Using Recycled Plastic Lowers Energy Consumption, Emissions
Manufacturers that incorporate recycled resins in new products can reduce both the amount of energy they consume and the amount of greenhouse gases they emit, according to a report from the Association of Plastic Recyclers (Washington, D.C.). The Life Cycle Inventory Analysis examined the recycling processes for polyethylene terephthalate, high-density polyethylene, and polypropylene to assess these resins’ environmental impacts compared with virgin PET, HDPE, and PP.

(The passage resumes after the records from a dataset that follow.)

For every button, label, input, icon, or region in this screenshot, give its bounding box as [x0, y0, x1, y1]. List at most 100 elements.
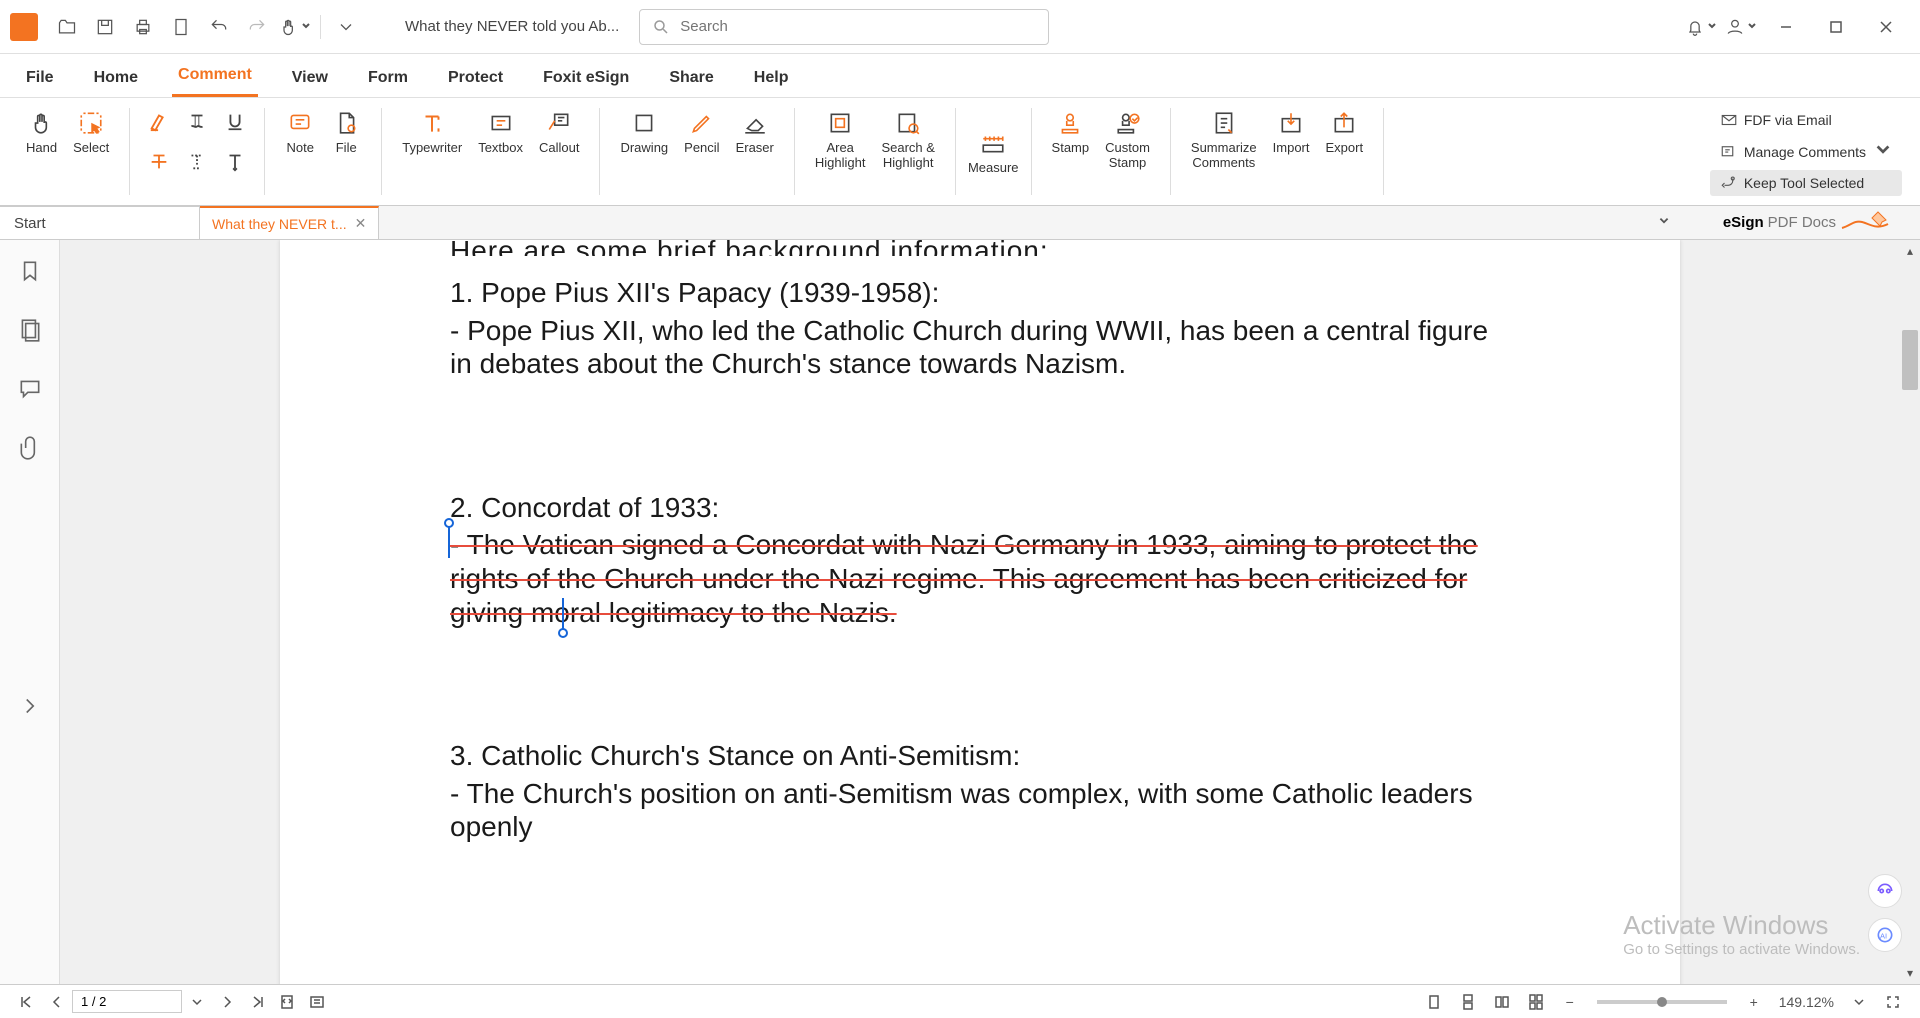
single-page-view-icon[interactable] [1419, 988, 1449, 1016]
document-tab[interactable]: What they NEVER t... ✕ [200, 206, 379, 239]
doc-heading-1: 1. Pope Pius XII's Papacy (1939-1958): [450, 276, 1510, 310]
ai-float-icon[interactable]: AI [1868, 918, 1902, 952]
doc-para-2-strikeout: - The Vatican signed a Concordat with Na… [450, 528, 1510, 629]
strikeout-annotation[interactable]: - The Vatican signed a Concordat with Na… [450, 528, 1510, 629]
page-dropdown-icon[interactable] [182, 988, 212, 1016]
first-page-icon[interactable] [12, 988, 42, 1016]
select-tool[interactable]: Select [65, 104, 117, 159]
expand-sidebar-icon[interactable] [17, 693, 43, 724]
comments-panel-icon[interactable] [17, 376, 43, 407]
textbox-tool[interactable]: Textbox [470, 104, 531, 159]
esign-promo[interactable]: eSign PDF Docs [1723, 208, 1890, 236]
typewriter-tool[interactable]: Typewriter [394, 104, 470, 159]
note-tool[interactable]: Note [277, 104, 323, 159]
next-page-icon[interactable] [212, 988, 242, 1016]
summarize-comments-tool[interactable]: Summarize Comments [1183, 104, 1265, 174]
scroll-thumb[interactable] [1902, 330, 1918, 390]
statusbar: − + 149.12% [0, 984, 1920, 1018]
zoom-slider[interactable] [1597, 1000, 1727, 1004]
user-icon[interactable] [1722, 8, 1760, 46]
page-icon[interactable] [162, 8, 200, 46]
tab-share[interactable]: Share [663, 59, 719, 97]
drawing-tool[interactable]: Drawing [612, 104, 676, 159]
app-logo-icon [10, 13, 38, 41]
stamp-tool[interactable]: Stamp [1044, 104, 1098, 159]
zoom-in-icon[interactable]: + [1739, 988, 1769, 1016]
squiggly-icon[interactable] [180, 104, 214, 138]
zoom-out-icon[interactable]: − [1555, 988, 1585, 1016]
continuous-view-icon[interactable] [1453, 988, 1483, 1016]
tab-form[interactable]: Form [362, 59, 414, 97]
menu-tabs: File Home Comment View Form Protect Foxi… [0, 54, 1920, 98]
doc-para-1: - Pope Pius XII, who led the Catholic Ch… [450, 314, 1510, 381]
page-viewport[interactable]: Here are some brief background informati… [60, 240, 1900, 984]
undo-icon[interactable] [200, 8, 238, 46]
maximize-button[interactable] [1812, 7, 1860, 47]
tab-comment[interactable]: Comment [172, 56, 258, 97]
custom-stamp-tool[interactable]: Custom Stamp [1097, 104, 1158, 174]
page-number-input[interactable] [72, 990, 182, 1013]
tab-file[interactable]: File [20, 59, 60, 97]
svg-text:AI: AI [1880, 931, 1887, 940]
file-attach-tool[interactable]: File [323, 104, 369, 159]
titlebar: What they NEVER told you Ab... [0, 0, 1920, 54]
reflow-icon[interactable] [302, 988, 332, 1016]
scroll-down-icon[interactable]: ▾ [1903, 966, 1917, 980]
assistant-float-icon[interactable] [1868, 874, 1902, 908]
bookmark-panel-icon[interactable] [17, 258, 43, 289]
measure-tool[interactable]: Measure [960, 102, 1027, 201]
tabstrip-dropdown-icon[interactable] [1658, 214, 1670, 232]
vertical-scrollbar[interactable]: ▴ ▾ [1900, 240, 1920, 984]
import-tool[interactable]: Import [1265, 104, 1318, 159]
search-input[interactable] [680, 18, 1036, 35]
tab-home[interactable]: Home [88, 59, 144, 97]
callout-tool[interactable]: Callout [531, 104, 587, 159]
zoom-slider-knob[interactable] [1657, 997, 1667, 1007]
print-icon[interactable] [124, 8, 162, 46]
pages-panel-icon[interactable] [17, 317, 43, 348]
start-tab[interactable]: Start [0, 206, 200, 239]
minimize-button[interactable] [1762, 7, 1810, 47]
fullscreen-icon[interactable] [1878, 988, 1908, 1016]
keep-tool-selected[interactable]: Keep Tool Selected [1710, 170, 1902, 196]
fdf-via-email[interactable]: FDF via Email [1710, 107, 1902, 133]
ribbon: Hand Select Note File Typewriter Textbox… [0, 98, 1920, 206]
redo-icon[interactable] [238, 8, 276, 46]
pdf-page: Here are some brief background informati… [280, 240, 1680, 984]
zoom-dropdown-icon[interactable] [1844, 988, 1874, 1016]
close-tab-icon[interactable]: ✕ [355, 215, 367, 232]
facing-view-icon[interactable] [1487, 988, 1517, 1016]
tab-help[interactable]: Help [748, 59, 795, 97]
close-button[interactable] [1862, 7, 1910, 47]
replace-text-icon[interactable] [180, 144, 214, 178]
tab-foxit-esign[interactable]: Foxit eSign [537, 59, 635, 97]
ribbon-right-panel: FDF via Email Manage Comments Keep Tool … [1710, 102, 1910, 201]
last-page-icon[interactable] [242, 988, 272, 1016]
hand-tool[interactable]: Hand [18, 104, 65, 159]
prev-page-icon[interactable] [42, 988, 72, 1016]
strikeout-icon[interactable] [142, 144, 176, 178]
tab-protect[interactable]: Protect [442, 59, 509, 97]
eraser-tool[interactable]: Eraser [728, 104, 782, 159]
pencil-tool[interactable]: Pencil [676, 104, 727, 159]
underline-icon[interactable] [218, 104, 252, 138]
fit-page-icon[interactable] [272, 988, 302, 1016]
save-icon[interactable] [86, 8, 124, 46]
area-highlight-tool[interactable]: Area Highlight [807, 104, 874, 174]
search-highlight-tool[interactable]: Search & Highlight [873, 104, 942, 174]
highlight-icon[interactable] [142, 104, 176, 138]
doc-heading-2: 2. Concordat of 1933: [450, 491, 1510, 525]
doc-para-3: - The Church's position on anti-Semitism… [450, 777, 1510, 844]
hand-dropdown-icon[interactable] [276, 8, 314, 46]
tab-view[interactable]: View [286, 59, 334, 97]
manage-comments[interactable]: Manage Comments [1710, 137, 1902, 166]
search-box[interactable] [639, 9, 1049, 45]
scroll-up-icon[interactable]: ▴ [1903, 244, 1917, 258]
down-chevron-icon[interactable] [327, 8, 365, 46]
attachments-panel-icon[interactable] [17, 435, 43, 466]
continuous-facing-view-icon[interactable] [1521, 988, 1551, 1016]
export-tool[interactable]: Export [1318, 104, 1372, 159]
open-icon[interactable] [48, 8, 86, 46]
bell-icon[interactable] [1682, 8, 1720, 46]
insert-text-icon[interactable] [218, 144, 252, 178]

The life-cycle analysis quantified the total energy requirements, energy sources, atmospheric pollutants, waterborne pollutants, and solid waste resulting from the production of recycled resin from postconsumer plastic. It found that using recycled plastic could reduce total energy consumption 79 percent for PET and 88 percent for HDPE and PP when compared with using virgin resin, and it could reduce GHG emissions 67 percent for PET and 71 percent for HDPE and PP compared with using virgin resin.
The study lends support for manufacturers choosing recycled resins to meet sustainability goals and reduce energy costs, APR President Steve Alexander notes, adding that the full recycling chain for plastic goods “starts with companies manufacturing recyclable products and ends with consumers buying products made from recycled materials.” Visit plasticsrecycling.org.